Table of Contents

  1. A Rough Start
    I admit that there are some biases in my book. What’s a revolution without biases. To provide some context for my particular philosophies about schooling, I spend about 19 pages describing my pre-(technological)revolution education, including my less than spectacular career as a student.
  2. The Confabulator
    Here, I describe my first experiences with personal computers, starting with how I was knocked out of my seat by an idea.
  3. Leaving Kansas, Apples & Kindred Spirits
    In 1983, I moved from teaching Social Studies in rural South Carolina to leading an instructional technology program in rural North Carolina. I also joined a users’ group (MICRO5) and transitioned from monochrome Tandys to color Apples – dazzling.
  4. Networks Open the Gates
    My first experiences with modems and learning to use computers to communicate. Project based learning (PBL) became our modus operandi – using computers for collaborative learning.
  5. A Line is Drawn
    Moving to the North Carolina Department of Public Instruction I learned what a small team of passionate and imaginative professional educators could accomplish. I also learned how little could be accomplished from inside the system. I have to note here that what hindered us was not the nature of state government, but the nature of state politics, and a manipulative narrative that sought to demonize government.
  6. New Education Models
    After leaving NCDPI, I lucked into a project instigated by Allan Weis and Advanced Network and Services. It was called ThinkQuest and it showed us how we could make students active learners by making them innovative teachers.
  7. My First Flat Experience
    I was so embarrassingly naive on my first trip to Asia.
  8. A Bad Day for Education
    Our work toward using technology to encourage more progressive styles of learning ground to a halt on January 8, 2002. No Child Left Behind successfully shifted the aim of public education from active learning by doing, to passive learning by memorizing facts to pass tests.
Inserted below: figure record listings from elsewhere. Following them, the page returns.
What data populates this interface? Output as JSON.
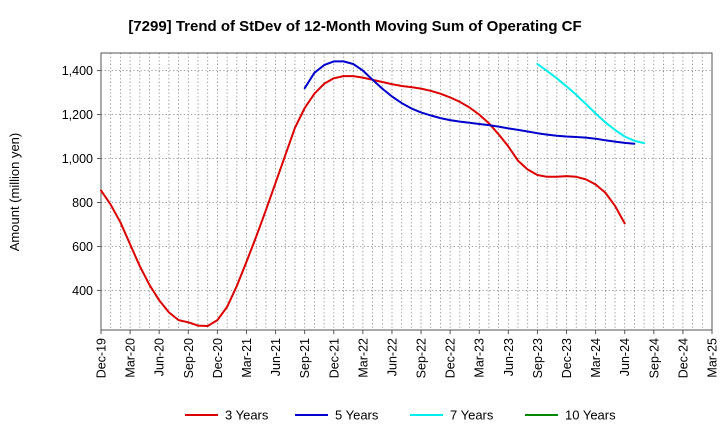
{
  "chart_data": {
    "type": "line",
    "title": "[7299]  Trend of StDev of 12-Month Moving Sum of Operating CF",
    "ylabel": "Amount (million yen)",
    "xlabel": "",
    "ylim": [
      220,
      1480
    ],
    "yticks": [
      400,
      600,
      800,
      1000,
      1200,
      1400
    ],
    "ytick_labels": [
      "400",
      "600",
      "800",
      "1,000",
      "1,200",
      "1,400"
    ],
    "x_start": "Dec-19",
    "x_months": 63,
    "xtick_labels": [
      "Dec-19",
      "Mar-20",
      "Jun-20",
      "Sep-20",
      "Dec-20",
      "Mar-21",
      "Jun-21",
      "Sep-21",
      "Dec-21",
      "Mar-22",
      "Jun-22",
      "Sep-22",
      "Dec-22",
      "Mar-23",
      "Jun-23",
      "Sep-23",
      "Dec-23",
      "Mar-24",
      "Jun-24",
      "Sep-24",
      "Dec-24",
      "Mar-25"
    ],
    "grid": true,
    "legend_position": "bottom",
    "series": [
      {
        "name": "3 Years",
        "color": "#dd0000",
        "start_index": 0,
        "values": [
          855,
          790,
          710,
          610,
          510,
          425,
          355,
          300,
          265,
          255,
          240,
          238,
          265,
          325,
          420,
          530,
          645,
          765,
          890,
          1015,
          1140,
          1230,
          1295,
          1340,
          1365,
          1375,
          1375,
          1368,
          1358,
          1348,
          1338,
          1330,
          1325,
          1318,
          1308,
          1295,
          1278,
          1258,
          1232,
          1200,
          1160,
          1110,
          1055,
          990,
          950,
          925,
          917,
          917,
          920,
          917,
          905,
          882,
          845,
          785,
          705
        ]
      },
      {
        "name": "5 Years",
        "color": "#0000cc",
        "start_index": 21,
        "values": [
          1320,
          1390,
          1425,
          1442,
          1442,
          1430,
          1400,
          1358,
          1318,
          1282,
          1252,
          1228,
          1210,
          1196,
          1184,
          1175,
          1168,
          1163,
          1157,
          1152,
          1145,
          1137,
          1130,
          1123,
          1115,
          1109,
          1104,
          1100,
          1098,
          1095,
          1090,
          1083,
          1077,
          1071,
          1067
        ]
      },
      {
        "name": "7 Years",
        "color": "#00eeee",
        "start_index": 45,
        "values": [
          1430,
          1398,
          1365,
          1328,
          1290,
          1248,
          1205,
          1165,
          1130,
          1100,
          1080,
          1070
        ]
      },
      {
        "name": "10 Years",
        "color": "#008800",
        "start_index": 45,
        "values": []
      }
    ]
  }
}
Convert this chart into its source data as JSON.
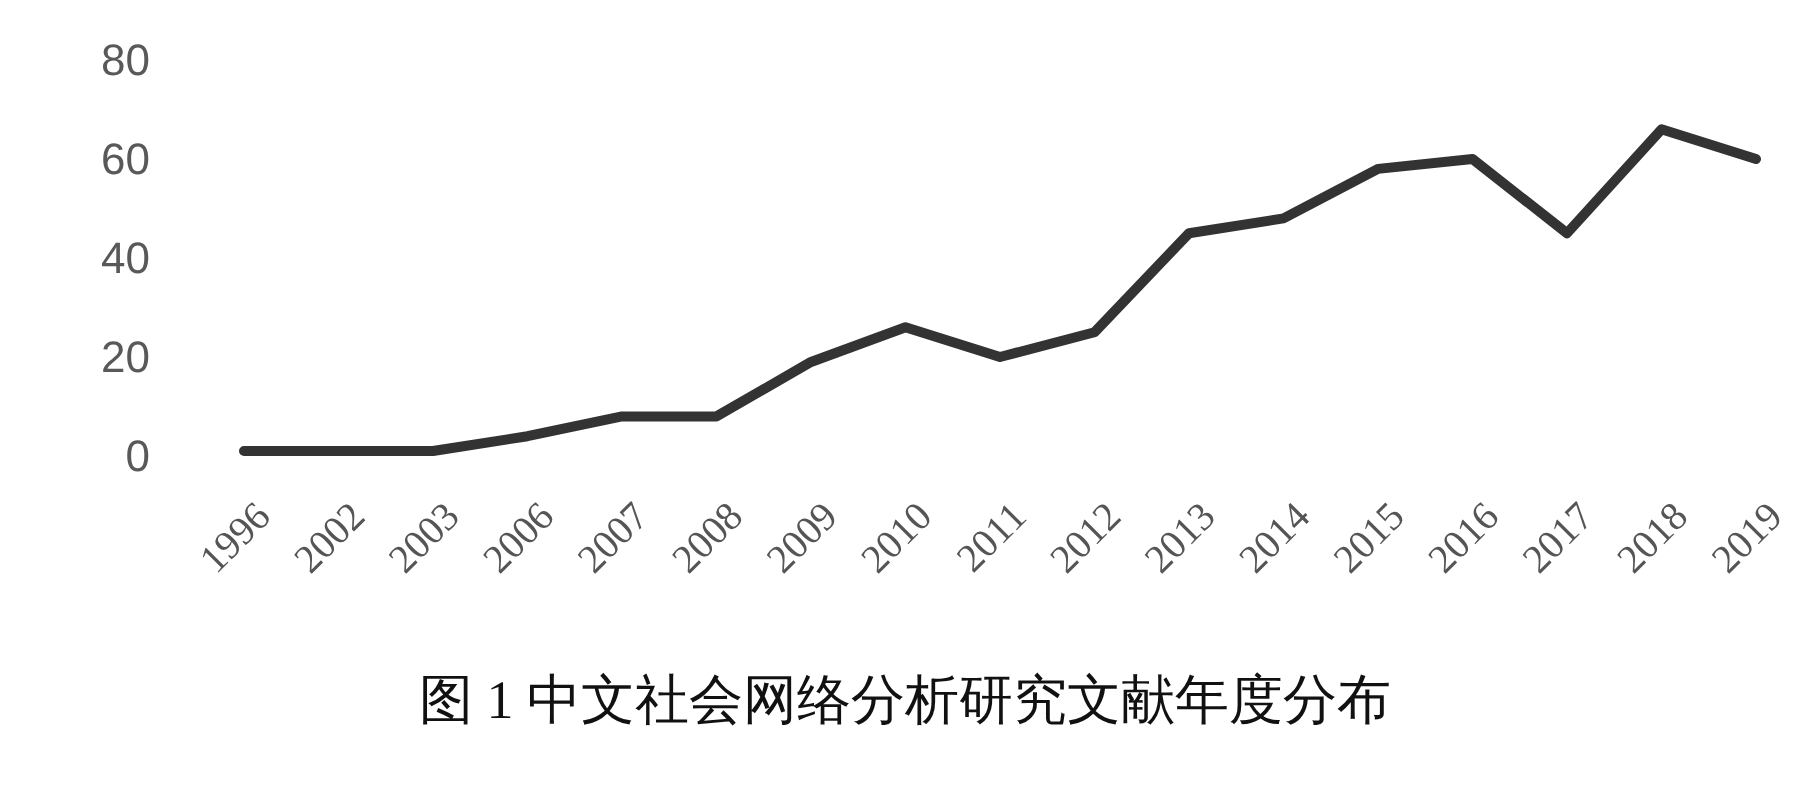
{
  "chart_data": {
    "type": "line",
    "title": "图 1 中文社会网络分析研究文献年度分布",
    "categories": [
      "1996",
      "2002",
      "2003",
      "2006",
      "2007",
      "2008",
      "2009",
      "2010",
      "2011",
      "2012",
      "2013",
      "2014",
      "2015",
      "2016",
      "2017",
      "2018",
      "2019"
    ],
    "values": [
      1,
      1,
      1,
      4,
      8,
      8,
      19,
      26,
      20,
      25,
      45,
      48,
      58,
      60,
      45,
      66,
      60
    ],
    "color": "#333333",
    "ylim": [
      0,
      80
    ],
    "yticks": [
      0,
      20,
      40,
      60,
      80
    ],
    "grid": false,
    "legend": false,
    "marker": "none",
    "line_style": "solid"
  }
}
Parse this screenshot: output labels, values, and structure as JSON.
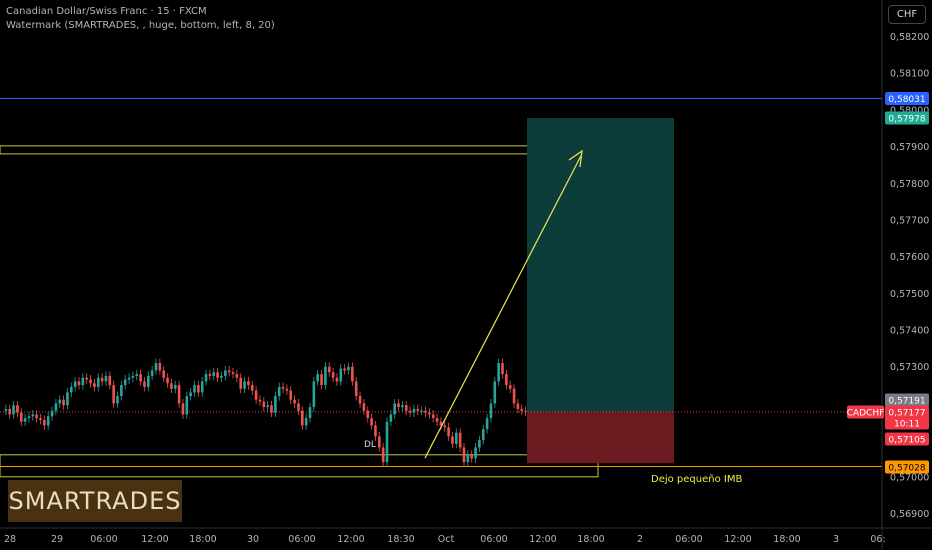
{
  "legend": {
    "symbol_line": "Canadian Dollar/Swiss Franc · 15 · FXCM",
    "indicator_line": "Watermark (SMARTRADES, , huge, bottom, left, 8, 20)"
  },
  "currency_button": "CHF",
  "watermark_text": "SMARTRADES",
  "annotation_note": "Dejo pequeño IMB",
  "bos_label": "DL",
  "chart_data": {
    "type": "candlestick",
    "title": "Canadian Dollar/Swiss Franc · 15 · FXCM",
    "ylim": [
      0.5686,
      0.5826
    ],
    "y_ticks": [
      "0,58200",
      "0,58100",
      "0,58000",
      "0,57900",
      "0,57800",
      "0,57700",
      "0,57600",
      "0,57500",
      "0,57400",
      "0,57300",
      "0,57000",
      "0,56900"
    ],
    "x_ticks": [
      "28",
      "29",
      "06:00",
      "12:00",
      "18:00",
      "30",
      "06:00",
      "12:00",
      "18:30",
      "Oct",
      "06:00",
      "12:00",
      "18:00",
      "2",
      "06:00",
      "12:00",
      "18:00",
      "3",
      "06:"
    ],
    "price_tags": [
      {
        "label": "0,58031",
        "value": 0.58031,
        "color": "#2962ff",
        "text_color": "#ffffff"
      },
      {
        "label": "0,57978",
        "value": 0.57978,
        "color": "#22ab94",
        "text_color": "#ffffff"
      },
      {
        "label": "0,57191",
        "value": 0.57191,
        "color": "#787b86",
        "text_color": "#ffffff"
      },
      {
        "label": "CADCHF",
        "value": 0.57177,
        "color": "#f23645",
        "text_color": "#ffffff"
      },
      {
        "label": "0,57177",
        "value": 0.57177,
        "color": "#f23645",
        "text_color": "#ffffff"
      },
      {
        "label": "10:11",
        "value": 0.57155,
        "color": "#f23645",
        "text_color": "#ffffff"
      },
      {
        "label": "0,57105",
        "value": 0.57105,
        "color": "#f23645",
        "text_color": "#ffffff"
      },
      {
        "label": "0,57028",
        "value": 0.57028,
        "color": "#ff9800",
        "text_color": "#000000"
      }
    ],
    "horizontal_lines": [
      {
        "value": 0.58031,
        "color": "#2962ff"
      },
      {
        "value": 0.57028,
        "color": "#ff9800"
      }
    ],
    "zones": [
      {
        "name": "upper-zone",
        "from_value": 0.57902,
        "to_value": 0.5788,
        "color": "#f0e94e"
      },
      {
        "name": "lower-zone",
        "from_value": 0.5706,
        "to_value": 0.57,
        "color": "#f0e94e"
      }
    ],
    "position": {
      "type": "long",
      "entry": 0.57177,
      "target": 0.57978,
      "stop": 0.57105,
      "profit_color": "#0d3d3b",
      "loss_color": "#6b1a1f"
    },
    "arrow": {
      "from_value": 0.57051,
      "to_value": 0.57875,
      "color": "#f0e94e"
    },
    "price_series": [
      0.5718,
      0.57185,
      0.5717,
      0.57195,
      0.57175,
      0.5715,
      0.5716,
      0.57165,
      0.5717,
      0.5716,
      0.57155,
      0.5714,
      0.57165,
      0.5718,
      0.572,
      0.5721,
      0.57195,
      0.5723,
      0.57245,
      0.5726,
      0.5725,
      0.5727,
      0.57265,
      0.57255,
      0.57245,
      0.5727,
      0.5726,
      0.57275,
      0.5725,
      0.572,
      0.5722,
      0.5725,
      0.57265,
      0.5727,
      0.57275,
      0.5728,
      0.5726,
      0.57245,
      0.57275,
      0.5729,
      0.5731,
      0.5729,
      0.5727,
      0.57255,
      0.5724,
      0.5725,
      0.572,
      0.5717,
      0.5722,
      0.5723,
      0.5725,
      0.5723,
      0.5726,
      0.5728,
      0.57275,
      0.57285,
      0.5727,
      0.57275,
      0.5729,
      0.57285,
      0.5728,
      0.5727,
      0.5724,
      0.5726,
      0.5725,
      0.57235,
      0.5721,
      0.57205,
      0.5719,
      0.57195,
      0.57175,
      0.5722,
      0.57245,
      0.5724,
      0.57235,
      0.5721,
      0.572,
      0.5718,
      0.5714,
      0.5716,
      0.5719,
      0.5726,
      0.5728,
      0.5725,
      0.573,
      0.57285,
      0.5727,
      0.5726,
      0.57295,
      0.5729,
      0.573,
      0.5726,
      0.5722,
      0.572,
      0.5718,
      0.5716,
      0.5714,
      0.5711,
      0.5708,
      0.5704,
      0.5715,
      0.5717,
      0.572,
      0.5719,
      0.57195,
      0.5718,
      0.57175,
      0.57185,
      0.5718,
      0.5718,
      0.57175,
      0.5717,
      0.5716,
      0.5715,
      0.5714,
      0.57135,
      0.5711,
      0.5709,
      0.5712,
      0.5708,
      0.5704,
      0.5706,
      0.5705,
      0.5708,
      0.571,
      0.5713,
      0.5716,
      0.572,
      0.5726,
      0.5731,
      0.5728,
      0.5725,
      0.5724,
      0.572,
      0.57185,
      0.5718,
      0.57177
    ]
  }
}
Computers became teaching tools instead of learning tools.
  9. Literacy 2.0
    This became my most passionate mission, promoting a model for literacy that addressed the changing nature of our information experience. As information became increasingly networked, digital and abundant (and social), merely reading and writing (and arithmetic) were no longer nearly enough to be truly literate.
  10. The Day that Education Almost Became Fun
    As video games became more sophisticated and social networks became places that our students visited and collaborated, we started to recognize the unique skills that they were developing – that much of their play was actually the hard work of learning. We began to look for ways to structure classroom activities to trigger the same learning practices that our students were gaining outside of education.
  11. The Evil Empire Strikes Back
    As technology became more prevalent in our schools, investors saw a “golden moment.” There was an opportunity to use that technology to “profit by taking over broad swaths of public education.” This has become, in my opinion, the greatest threat that public education has ever faced.
  12. The “Perfect” Technology

  13. Apple’s iPad. It didn’t surprise anyone. But is it so “perfect?”
  14. BookBag 2024
    I end with a few pages of casual predictions of where education might be ten years from now (2014, when I started writing this book). This chapter mirrors the first chapter that I wrote in Redefining Literacy, describing education ten years from then, 2014.